“The Drift toward Despotism” is the focus of Mark Steyn’s latest weekly column:
At a time when over 4 million people have had their health insurance canceled, it’s good to know that some Americans can still access prompt medical treatment, even if they don’t want it. David Eckert was pulled over by police in Deming, N.M., for failing to come to a complete halt at a stop sign in the Walmart parking lot. He was asked to step out of the vehicle, and waited on the sidewalk. Officers decided that they didn’t like the tight clench of his buttocks, a subject on which New Mexico’s constabulary is apparently expert, and determined that it was because he had illegal drugs secreted therein. So they arrested him, and took him to Gila Regional Medical Center in neighboring Hidalgo County, where Mr. Eckert was forced to undergo two abdominal X-rays, two rectal probes, three enemas, and defecate thrice in front of medical staff and representatives of two law-enforcement agencies, before being sedated and subjected to a colonoscopy — all procedures performed against his will and without a valid warrant.
Alas, Mr. Eckert’s body proved to be a drug-free zone, and so, after twelve hours of detention, he was released. If you’re wondering where his lawyer was during all this, no attorney was present, as police had not charged Mr. Eckert with anything, so they’re apparently free to frolic and gambol up his rectum to their hearts’ content. Deming police chief Brandon Gigante says his officers did everything “by the book.” That’s the problem, in New Mexico and beyond: “the book.”
Getting into the spirit of things, Gila Regional Medical Center subsequently sent Mr. Eckert a bill for $6,000. It appears he had one of what the president calls those “bad apple” plans that doesn’t cover anal rape. Doubtless, under the new regime, Obamacare navigators will be happy to take a trip up your northwest passage free of charge. That’s what it is, by the way: anal rape. The euphemisms with which the state dignifies the process — “cavity search” — are distinctions that exist only in the mind of the perpetrator, not the fellow on the receiving end. Fleet Street’s Daily Mail reports that this is at least the second anal fishing expedition mounted by local authorities. Timothy Young underwent a similar experience after being fingered by the same police dog, Leo, who may not be very good at sniffing drugs but certainly has an eye for a pert bottom. At the time of Mr. Young’s arrest, Leo’s police license had reportedly expired a year-and-a-half earlier, but why get hung up on technicalities?
Mark’s recent interview with Canada’s National Post ends with a very different look at life at the bottom, so to speak:
[The] problem with predicting societal collapse is if you’re right the bookstores get looted and the banks get burned down so there’s nowhere to cash your royalty checks.

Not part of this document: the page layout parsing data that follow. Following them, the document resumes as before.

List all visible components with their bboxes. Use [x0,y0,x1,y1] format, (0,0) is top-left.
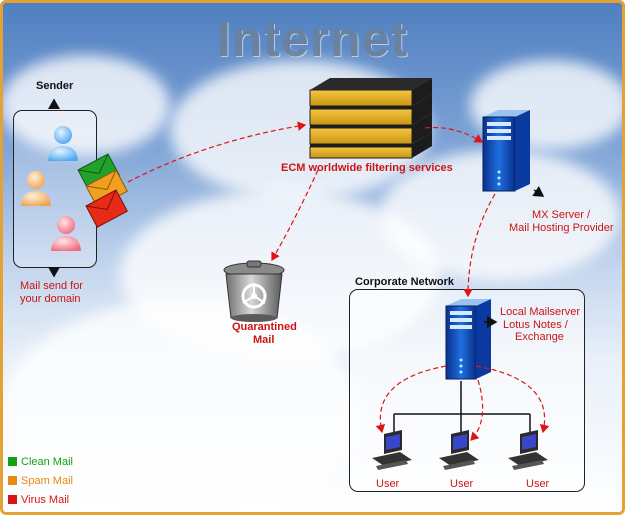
filtering-server-rack-icon [309,78,432,159]
flow-to-user-2 [470,379,484,441]
flow-to-user-1 [375,365,447,434]
local-server-label-line3: Exchange [515,331,564,343]
sender-person-orange-icon [21,171,51,206]
legend-spam: Spam Mail [8,475,73,487]
mx-label-line1: MX Server / [532,209,591,221]
envelope-stack-icon [77,153,128,228]
local-mailserver-icon [445,299,491,380]
cloud [0,300,360,515]
legend-swatch-clean [8,457,17,466]
corporate-network-label: Corporate Network [355,276,455,288]
sender-person-pink-icon [51,216,81,251]
user-label-2: User [450,478,474,490]
flow-mx-to-local-server [463,193,496,298]
flow-filtering-to-mx [424,126,484,143]
user-workstation-icon [439,430,479,470]
lan-wiring [393,381,531,436]
user-label-3: User [526,478,550,490]
flow-to-user-3 [475,365,550,434]
mx-server-icon [482,110,530,192]
flow-sender-to-filtering [127,121,307,183]
legend-virus: Virus Mail [8,494,69,506]
local-server-label-line1: Local Mailserver [500,306,581,318]
mx-out-arrow [532,186,545,197]
filtering-label: ECM worldwide filtering services [281,162,453,174]
quarantine-label-line1: Quarantined [232,321,297,333]
legend-clean: Clean Mail [8,456,73,468]
flow-filtering-to-quarantine [271,169,319,262]
sender-caption-line2: your domain [20,293,81,305]
legend-swatch-spam [8,476,17,485]
local-server-label-line2: Lotus Notes / [503,319,568,331]
user-workstation-icon [372,430,412,470]
biohazard-bin-icon [223,260,285,322]
sender-label: Sender [36,80,74,92]
user-workstation-icon [508,430,548,470]
user-label-1: User [376,478,400,490]
mx-label-line2: Mail Hosting Provider [509,222,614,234]
sender-caption-line1: Mail send for [20,280,83,292]
sender-person-blue-icon [48,126,78,161]
quarantine-label-line2: Mail [253,334,275,346]
legend-swatch-virus [8,495,17,504]
diagram-title: Internet [216,11,409,67]
cloud [0,55,170,155]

You know, you write the apocalyptic doom-mongering tome because you want a happy ending, ’cause you want people to wake up in time.
Q: And buy books.
A: Well, you want book sales, but in the end I’ve got kids and my kids aren’t gonna profit from total societal collapse. You know, the Chinese think half a millennium of an Anglo European blip is coming to an end and the world’s returning to the natural Asiatic order. And they might be right about that. And the thing about that, is if they’re correct that’s the biggest story of the age and why wouldn’t you want to write about it? So it’s not just to sell books, I mean I could write a book about Miley Cyrus twerking and, you know, I could sell books on that.
Q: That’s easy money.
A: Yeah, it is. But, you know, in the end, it’s easy to twerk as Rome burns. You can’t see it because of Miley’s pert bottom twerking away in front of you, but behind the twerking is the biggest story of our time. And that’s why you’d want to write about it, regardless of whether you’re right or you’re wrong, or whether your book sells or it won’t. If you’re in that game, that’s the story to write about.
Q: What am I forgetting to ask you, aside from Miley Cyrus’s pert bottom twerking?
A: I’ve probably overstated the pertness of her bottom.
Heh, indeed.™ In the classic “Waldorf Salad” episode of John Cleese’s Fawlty Towers series, when a loutish American guest insists that Basil’s kitchen makes him the episode’s titular appetizer, and his chef is unable to comply with his request, demands that Basil go back there and “bust his ass” — and then when that doesn’t work, tells Basil that he’ll bust his ass, Cleese’s character deadpans in response, “Everything’s bottoms, isn’t it?”
Sadly, with America at its perigee, everything’s bottoms here as well, and not just concerning the economy and Mr. Obama’s polling numbers.